The thermosetting resin is measured into the lower mold cavity, either by weight or by volume, or preferably as a cold- pressed preformed pellet. The press is closed to heat and compress the resin. If the cure reaction releases water or other volatile by-products, the press is opened briefly to release the gases and then closed again at full pressure (1,000 to 12,000 psi). Molding pressure is maintained until thermosetting cure is complete (1/2 to 5 min). Then, the press is opened, and the molded product is ejected by the help of “knock-out pins.” After that, the cycle is repeated.

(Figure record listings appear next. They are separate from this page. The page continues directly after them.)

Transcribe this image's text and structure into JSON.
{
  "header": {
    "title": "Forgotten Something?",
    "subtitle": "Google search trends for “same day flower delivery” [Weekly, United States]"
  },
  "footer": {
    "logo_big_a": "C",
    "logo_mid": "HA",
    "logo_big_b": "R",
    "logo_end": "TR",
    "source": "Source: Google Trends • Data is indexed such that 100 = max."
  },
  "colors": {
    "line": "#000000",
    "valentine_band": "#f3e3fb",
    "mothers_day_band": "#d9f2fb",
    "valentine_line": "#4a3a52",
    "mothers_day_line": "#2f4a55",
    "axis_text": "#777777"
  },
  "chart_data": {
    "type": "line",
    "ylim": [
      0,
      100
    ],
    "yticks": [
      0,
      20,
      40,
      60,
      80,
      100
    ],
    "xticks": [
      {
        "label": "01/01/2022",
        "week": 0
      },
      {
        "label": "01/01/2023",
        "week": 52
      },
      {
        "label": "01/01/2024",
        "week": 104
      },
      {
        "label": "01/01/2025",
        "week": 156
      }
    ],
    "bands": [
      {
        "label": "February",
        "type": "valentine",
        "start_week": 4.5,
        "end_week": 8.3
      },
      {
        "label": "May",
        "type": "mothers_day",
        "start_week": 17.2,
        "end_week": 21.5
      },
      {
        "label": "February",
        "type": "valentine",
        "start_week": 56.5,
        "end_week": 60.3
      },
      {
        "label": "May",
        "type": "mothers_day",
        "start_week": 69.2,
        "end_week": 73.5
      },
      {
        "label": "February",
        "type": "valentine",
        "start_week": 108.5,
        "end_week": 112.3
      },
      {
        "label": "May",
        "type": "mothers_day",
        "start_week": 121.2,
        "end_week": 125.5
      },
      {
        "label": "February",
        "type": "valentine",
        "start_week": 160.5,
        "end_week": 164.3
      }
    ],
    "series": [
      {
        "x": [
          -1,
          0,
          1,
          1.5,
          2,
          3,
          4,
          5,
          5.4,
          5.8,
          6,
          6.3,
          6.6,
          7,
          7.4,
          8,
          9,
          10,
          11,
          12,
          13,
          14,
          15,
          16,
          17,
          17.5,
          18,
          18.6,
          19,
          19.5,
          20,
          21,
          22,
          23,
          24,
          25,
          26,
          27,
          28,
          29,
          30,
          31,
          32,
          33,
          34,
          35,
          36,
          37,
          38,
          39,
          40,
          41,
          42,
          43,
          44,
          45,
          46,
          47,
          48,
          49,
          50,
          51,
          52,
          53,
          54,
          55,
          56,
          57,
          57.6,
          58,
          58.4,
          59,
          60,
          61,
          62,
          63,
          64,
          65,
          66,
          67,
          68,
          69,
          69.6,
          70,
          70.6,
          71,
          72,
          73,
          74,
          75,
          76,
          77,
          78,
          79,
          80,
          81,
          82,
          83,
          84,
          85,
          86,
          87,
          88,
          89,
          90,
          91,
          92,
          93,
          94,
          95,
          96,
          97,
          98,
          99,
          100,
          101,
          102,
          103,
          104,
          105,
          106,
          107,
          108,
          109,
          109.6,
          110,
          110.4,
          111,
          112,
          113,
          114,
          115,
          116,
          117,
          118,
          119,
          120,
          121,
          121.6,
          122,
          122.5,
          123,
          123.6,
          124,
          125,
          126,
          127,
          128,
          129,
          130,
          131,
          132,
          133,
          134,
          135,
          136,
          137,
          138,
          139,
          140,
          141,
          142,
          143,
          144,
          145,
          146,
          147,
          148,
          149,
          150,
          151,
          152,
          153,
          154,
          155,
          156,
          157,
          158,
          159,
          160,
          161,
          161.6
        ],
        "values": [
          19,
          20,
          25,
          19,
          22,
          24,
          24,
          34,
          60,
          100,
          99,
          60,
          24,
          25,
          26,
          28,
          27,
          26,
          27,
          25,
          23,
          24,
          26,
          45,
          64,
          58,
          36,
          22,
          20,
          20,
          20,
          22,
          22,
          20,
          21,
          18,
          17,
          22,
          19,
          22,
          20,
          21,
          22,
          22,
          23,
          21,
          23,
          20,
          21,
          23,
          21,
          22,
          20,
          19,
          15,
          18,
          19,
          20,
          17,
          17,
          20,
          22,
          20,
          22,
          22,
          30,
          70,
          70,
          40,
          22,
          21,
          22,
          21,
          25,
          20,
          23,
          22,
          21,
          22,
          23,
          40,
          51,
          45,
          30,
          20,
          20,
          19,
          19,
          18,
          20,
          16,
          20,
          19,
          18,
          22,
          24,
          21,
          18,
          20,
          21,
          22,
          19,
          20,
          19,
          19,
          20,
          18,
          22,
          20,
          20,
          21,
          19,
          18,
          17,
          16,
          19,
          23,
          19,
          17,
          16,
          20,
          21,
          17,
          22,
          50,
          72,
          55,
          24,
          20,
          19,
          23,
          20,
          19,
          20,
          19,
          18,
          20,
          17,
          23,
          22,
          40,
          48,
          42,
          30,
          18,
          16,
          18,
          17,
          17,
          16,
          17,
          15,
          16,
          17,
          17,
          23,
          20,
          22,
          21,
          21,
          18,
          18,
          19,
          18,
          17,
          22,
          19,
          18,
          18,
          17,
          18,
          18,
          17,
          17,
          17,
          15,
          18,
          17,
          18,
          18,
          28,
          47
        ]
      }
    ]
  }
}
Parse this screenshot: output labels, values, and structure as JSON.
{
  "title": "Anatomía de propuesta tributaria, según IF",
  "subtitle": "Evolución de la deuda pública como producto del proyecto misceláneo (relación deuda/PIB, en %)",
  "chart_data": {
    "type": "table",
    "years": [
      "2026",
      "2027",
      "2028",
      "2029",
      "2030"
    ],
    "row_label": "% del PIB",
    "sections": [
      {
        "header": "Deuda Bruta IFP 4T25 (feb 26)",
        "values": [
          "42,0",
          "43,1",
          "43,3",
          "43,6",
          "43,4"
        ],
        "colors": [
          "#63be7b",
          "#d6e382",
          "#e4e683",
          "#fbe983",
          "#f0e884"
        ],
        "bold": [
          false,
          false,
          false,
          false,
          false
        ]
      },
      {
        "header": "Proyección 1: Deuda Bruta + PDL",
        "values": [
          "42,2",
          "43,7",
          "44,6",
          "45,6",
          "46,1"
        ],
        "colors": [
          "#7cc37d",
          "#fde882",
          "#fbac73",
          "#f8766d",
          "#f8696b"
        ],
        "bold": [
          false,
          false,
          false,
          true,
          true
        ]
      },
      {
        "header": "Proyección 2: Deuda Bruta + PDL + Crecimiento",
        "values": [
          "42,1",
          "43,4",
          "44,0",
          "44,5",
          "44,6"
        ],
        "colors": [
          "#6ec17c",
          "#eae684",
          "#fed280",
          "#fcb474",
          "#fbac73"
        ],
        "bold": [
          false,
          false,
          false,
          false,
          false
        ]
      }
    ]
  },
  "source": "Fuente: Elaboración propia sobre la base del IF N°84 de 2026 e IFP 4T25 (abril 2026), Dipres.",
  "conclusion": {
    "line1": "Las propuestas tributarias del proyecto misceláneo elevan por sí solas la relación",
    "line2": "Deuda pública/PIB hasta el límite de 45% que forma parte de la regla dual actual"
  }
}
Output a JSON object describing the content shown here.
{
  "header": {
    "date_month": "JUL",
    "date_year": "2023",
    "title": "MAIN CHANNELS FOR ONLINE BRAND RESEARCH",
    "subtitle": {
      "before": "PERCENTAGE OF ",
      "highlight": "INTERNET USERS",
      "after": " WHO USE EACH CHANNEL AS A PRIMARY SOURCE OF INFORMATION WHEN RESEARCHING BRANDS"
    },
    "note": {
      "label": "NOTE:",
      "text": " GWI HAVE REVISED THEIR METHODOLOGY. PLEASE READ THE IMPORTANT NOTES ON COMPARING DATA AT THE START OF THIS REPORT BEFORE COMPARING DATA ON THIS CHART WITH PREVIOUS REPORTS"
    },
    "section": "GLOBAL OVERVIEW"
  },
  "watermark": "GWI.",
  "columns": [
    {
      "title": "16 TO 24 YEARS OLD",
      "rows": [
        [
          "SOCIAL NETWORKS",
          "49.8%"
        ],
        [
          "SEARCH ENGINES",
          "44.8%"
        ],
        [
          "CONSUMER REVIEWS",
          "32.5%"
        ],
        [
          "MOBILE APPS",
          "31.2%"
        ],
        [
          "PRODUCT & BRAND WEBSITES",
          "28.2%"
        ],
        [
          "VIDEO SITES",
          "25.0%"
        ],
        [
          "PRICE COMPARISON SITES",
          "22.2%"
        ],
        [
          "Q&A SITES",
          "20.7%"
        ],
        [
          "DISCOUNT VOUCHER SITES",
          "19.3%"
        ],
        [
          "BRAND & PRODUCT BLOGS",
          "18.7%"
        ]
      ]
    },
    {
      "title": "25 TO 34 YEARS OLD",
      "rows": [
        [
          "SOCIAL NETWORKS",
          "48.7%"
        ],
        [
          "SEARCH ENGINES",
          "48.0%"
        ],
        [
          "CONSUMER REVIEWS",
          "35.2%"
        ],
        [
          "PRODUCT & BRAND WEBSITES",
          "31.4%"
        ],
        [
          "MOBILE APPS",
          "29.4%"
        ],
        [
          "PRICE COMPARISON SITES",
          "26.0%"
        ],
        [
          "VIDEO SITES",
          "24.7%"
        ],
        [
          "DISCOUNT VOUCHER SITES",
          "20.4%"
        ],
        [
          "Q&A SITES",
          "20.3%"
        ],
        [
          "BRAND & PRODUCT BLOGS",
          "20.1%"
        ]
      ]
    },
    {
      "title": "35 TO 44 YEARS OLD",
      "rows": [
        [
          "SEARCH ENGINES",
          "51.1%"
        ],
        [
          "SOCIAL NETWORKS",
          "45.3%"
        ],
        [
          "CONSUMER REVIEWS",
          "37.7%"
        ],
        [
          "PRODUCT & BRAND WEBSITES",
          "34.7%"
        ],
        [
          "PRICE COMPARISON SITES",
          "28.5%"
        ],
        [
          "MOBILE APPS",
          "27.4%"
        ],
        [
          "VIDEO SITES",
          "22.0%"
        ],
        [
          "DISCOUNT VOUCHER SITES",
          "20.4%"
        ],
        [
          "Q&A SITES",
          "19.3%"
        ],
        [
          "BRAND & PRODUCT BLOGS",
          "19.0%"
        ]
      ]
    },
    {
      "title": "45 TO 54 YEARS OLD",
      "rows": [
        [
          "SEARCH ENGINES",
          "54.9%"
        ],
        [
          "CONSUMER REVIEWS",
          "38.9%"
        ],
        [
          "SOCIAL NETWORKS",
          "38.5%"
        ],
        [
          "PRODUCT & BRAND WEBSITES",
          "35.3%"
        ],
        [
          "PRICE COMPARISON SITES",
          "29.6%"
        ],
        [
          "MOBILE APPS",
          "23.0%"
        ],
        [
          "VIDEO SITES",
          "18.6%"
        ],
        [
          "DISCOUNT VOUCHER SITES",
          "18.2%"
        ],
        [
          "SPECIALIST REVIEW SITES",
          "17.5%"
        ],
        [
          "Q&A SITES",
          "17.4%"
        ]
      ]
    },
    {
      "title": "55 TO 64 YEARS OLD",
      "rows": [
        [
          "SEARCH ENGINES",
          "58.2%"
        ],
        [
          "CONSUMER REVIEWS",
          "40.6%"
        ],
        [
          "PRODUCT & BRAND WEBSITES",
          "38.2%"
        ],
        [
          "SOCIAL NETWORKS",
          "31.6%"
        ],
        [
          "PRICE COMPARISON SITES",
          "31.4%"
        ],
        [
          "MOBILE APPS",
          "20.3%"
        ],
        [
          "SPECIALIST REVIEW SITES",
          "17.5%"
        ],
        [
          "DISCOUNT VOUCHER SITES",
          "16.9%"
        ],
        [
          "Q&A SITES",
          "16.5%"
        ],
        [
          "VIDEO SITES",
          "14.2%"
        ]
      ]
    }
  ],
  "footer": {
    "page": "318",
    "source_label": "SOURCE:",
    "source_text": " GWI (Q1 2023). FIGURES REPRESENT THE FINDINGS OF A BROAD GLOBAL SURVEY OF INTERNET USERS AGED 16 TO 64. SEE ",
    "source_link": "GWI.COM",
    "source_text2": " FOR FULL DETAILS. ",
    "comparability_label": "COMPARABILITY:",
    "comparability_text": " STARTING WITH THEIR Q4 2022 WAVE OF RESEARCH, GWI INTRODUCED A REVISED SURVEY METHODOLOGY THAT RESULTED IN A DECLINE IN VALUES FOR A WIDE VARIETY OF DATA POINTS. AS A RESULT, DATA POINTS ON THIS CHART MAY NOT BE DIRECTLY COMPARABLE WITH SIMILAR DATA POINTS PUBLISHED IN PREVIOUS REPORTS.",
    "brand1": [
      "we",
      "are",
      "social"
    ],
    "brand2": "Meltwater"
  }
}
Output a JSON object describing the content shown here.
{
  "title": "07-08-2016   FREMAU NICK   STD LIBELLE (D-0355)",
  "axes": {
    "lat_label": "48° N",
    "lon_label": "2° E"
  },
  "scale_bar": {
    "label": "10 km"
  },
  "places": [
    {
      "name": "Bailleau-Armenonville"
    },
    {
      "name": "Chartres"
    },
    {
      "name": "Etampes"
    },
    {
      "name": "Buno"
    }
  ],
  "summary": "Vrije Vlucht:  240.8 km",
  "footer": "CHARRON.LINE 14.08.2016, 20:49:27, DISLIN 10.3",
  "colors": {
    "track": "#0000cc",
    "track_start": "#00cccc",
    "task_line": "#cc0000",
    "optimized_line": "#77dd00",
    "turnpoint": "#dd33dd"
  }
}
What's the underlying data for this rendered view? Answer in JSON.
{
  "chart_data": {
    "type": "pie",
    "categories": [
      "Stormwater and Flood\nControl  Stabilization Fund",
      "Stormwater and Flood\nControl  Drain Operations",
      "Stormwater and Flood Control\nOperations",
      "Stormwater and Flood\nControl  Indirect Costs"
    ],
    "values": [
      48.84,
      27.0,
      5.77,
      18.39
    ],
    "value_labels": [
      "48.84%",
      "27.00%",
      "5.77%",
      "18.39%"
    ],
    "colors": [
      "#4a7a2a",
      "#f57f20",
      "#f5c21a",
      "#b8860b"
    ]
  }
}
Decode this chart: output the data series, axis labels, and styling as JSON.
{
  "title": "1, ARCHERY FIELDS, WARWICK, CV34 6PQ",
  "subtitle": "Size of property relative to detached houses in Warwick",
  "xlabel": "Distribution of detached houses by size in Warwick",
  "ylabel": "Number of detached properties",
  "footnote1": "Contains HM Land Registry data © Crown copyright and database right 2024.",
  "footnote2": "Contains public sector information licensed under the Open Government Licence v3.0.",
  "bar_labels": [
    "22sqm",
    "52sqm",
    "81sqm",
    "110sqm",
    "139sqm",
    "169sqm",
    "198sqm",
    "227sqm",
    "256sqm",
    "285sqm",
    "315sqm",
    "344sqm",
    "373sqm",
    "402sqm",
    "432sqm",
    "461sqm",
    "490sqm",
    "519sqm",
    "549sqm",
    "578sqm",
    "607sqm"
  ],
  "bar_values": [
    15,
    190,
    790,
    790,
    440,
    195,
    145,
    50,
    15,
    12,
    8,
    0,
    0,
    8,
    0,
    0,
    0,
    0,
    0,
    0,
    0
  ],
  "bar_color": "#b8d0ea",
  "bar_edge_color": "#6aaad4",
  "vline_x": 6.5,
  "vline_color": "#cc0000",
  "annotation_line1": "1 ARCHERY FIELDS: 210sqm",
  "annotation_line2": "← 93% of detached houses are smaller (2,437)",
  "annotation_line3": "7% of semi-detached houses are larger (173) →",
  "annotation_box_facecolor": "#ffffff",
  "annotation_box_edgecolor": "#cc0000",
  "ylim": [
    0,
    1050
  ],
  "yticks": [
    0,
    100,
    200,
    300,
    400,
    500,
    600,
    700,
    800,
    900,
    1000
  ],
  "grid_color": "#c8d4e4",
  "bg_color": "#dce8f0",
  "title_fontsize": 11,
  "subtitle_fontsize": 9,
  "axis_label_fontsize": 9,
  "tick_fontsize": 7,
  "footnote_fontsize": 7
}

For faster, easier, more uniform melt flow, the performs can be preheated to 82 to 138°C by microwave or infrared heaters. This reduces abrasion of the mold and produces higher- quality molded parts. Originally, the molding cycle was carried out manually. With progress, most molders converted to semiautomatic operation: the operator loads the resin into the mold and takes the product out of the mold, but he activates the process by simply pressing a button, and the entire molding cycle proceeds automatically. More recently, many molders have converted to fully automatic processes wherein loading, molding, and removing the molded product are all done automatically on a preset cycle

Transfer Molding. Transfer molding is intermediate between compression and injection molding. Whereas the compression mold has just one cavity for the finished product, the transfer mold also contains a preliminary auxiliary cavity. The resin is loaded into the auxiliary cavity (“pot”), preferably as a preheated perform, where it is heated to melt processing temperature. Then, a plunger forces the molten resin into the final mold cavity, where it cures to the finished product. This eliminates the need to “breathe” out gases. It operates at lower pressure and therefore only needs a lighter weight mold. It is more fluid, so there is less mold wear. It gives a faster cycle and a more uniform product, to very close tolerances. There is less flash, so less post-molding finishing is needed

It is particularly useful when making complicated parts, thin walls, working with fragile inserts, and encapsulation. The original process used a single ram, both to close the mold and to transfer the resin from the pot to the mold cavity; this was a manual operation. The preferred process at present uses one ram to close the mold and another auxiliary ram to transfer the resin from the pot to the mold cavity; this is semiautomatic. A third process, which is used occasionally, uses a screw preplasticator to warm the resin and feed it to the transfer pot; this is completely automatic.